In the meantime, the action derived from the original obligation shall be held in abeyance.

[4]  General Insurance & Surety Corporation v. Ng Hua, 106 Phil. 1117 [1960]; and Union Manufacturing Co., Inc. v. Philippine Guaranty Co., Inc., 47 SCRA 271 [1972].

[5]  Section 66.  In case of insurance other than life, unless the insurer at least forty-five days in advance of the end of the policy period mails or delivers to the named insured at the address shown in the policy notice of its intention not to renew the policy or to condition its renewal upon reduction of limits or elimination of coverages, the named insured shall be entitled to renew the policy upon payment of the premium due on the effective date of the renewal.  Any policy written for a term of less than one year shall be considered as if written for a term of one year.  Any policy written for a term longer than one year or any policy with no fixed expiration date shall be considered as if written for successive policy periods or terms of one year.

[6]  Section 77, Insurance Code.

[7]  Borillo v.

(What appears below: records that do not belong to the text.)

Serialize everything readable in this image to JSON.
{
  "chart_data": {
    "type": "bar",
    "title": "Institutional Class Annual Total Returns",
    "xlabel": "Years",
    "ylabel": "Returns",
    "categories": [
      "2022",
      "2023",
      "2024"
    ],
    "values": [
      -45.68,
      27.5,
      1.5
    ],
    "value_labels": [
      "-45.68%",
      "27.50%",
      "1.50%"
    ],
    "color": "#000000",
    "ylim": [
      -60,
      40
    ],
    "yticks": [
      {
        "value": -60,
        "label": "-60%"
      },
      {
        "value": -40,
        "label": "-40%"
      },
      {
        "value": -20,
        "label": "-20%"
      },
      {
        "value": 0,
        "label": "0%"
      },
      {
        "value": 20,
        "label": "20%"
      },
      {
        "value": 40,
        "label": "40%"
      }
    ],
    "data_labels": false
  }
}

Court of Appeals, 209 SCRA 130, 140 [1992]; Gobonsong, Jr. v. Court of Appeals, 246 SCRA 472, 474-475 [1995]; Vda. de Alcantara v. Court of Appeals, 252 SCRA 457, 468 [1996].

[8]  See:  Malayan Insurance Co. v. Arnaldo, 154 SCRA 672, 678 [1987].

[9]  RUFUS B. RODRIGUEZ, The Insurance Code of the Philippines Annotated, 3rd ed., 162.

[10]  241 SCRA 152, 160 [1995], citing General Insurance & Surety Corporation v. Ng Hua, 106 Phil. 1117 [1960]; Union Manufacturing Co., Inc. v. Philippine Guaranty Co., Inc., 47 SCRA 271 [1972]; Pioneer Insurance & Surety Corporation v. Yap, 61 SCRA 426 [1974].

[11]  Section 29.  An intentional and fraudulent omission, on the part of one insured, to communicate information of matters proving or tending to prove the falsity of a warranty, entitles the insurer to rescind.

[12]  Geagonia v. Court of Appeals, supra note 10.

[13]  TSN, 27 November 1991, 29-30.

[14]  Visayan Sawmill Company, Inc. v. Court of Appeals, 219 SCRA 378, 392 [1993], citing authorities.

[15]  People v. Wenceslao, 212 SCRA 560, 569 [1992].

[16]  Article 2232, Civil Code.

[17]  Firestone Tire & Rubber Company of the Philippines v. Chaves, 18 SCRA 356, 358 [1966]; Philippine Air Lines v. Miano, 242 SCRA 235, 240 [1995].

[18]  Philtranco Service Enterprises Inc. v. Court of Appeals, 273 SCRA 562, 575 [1997].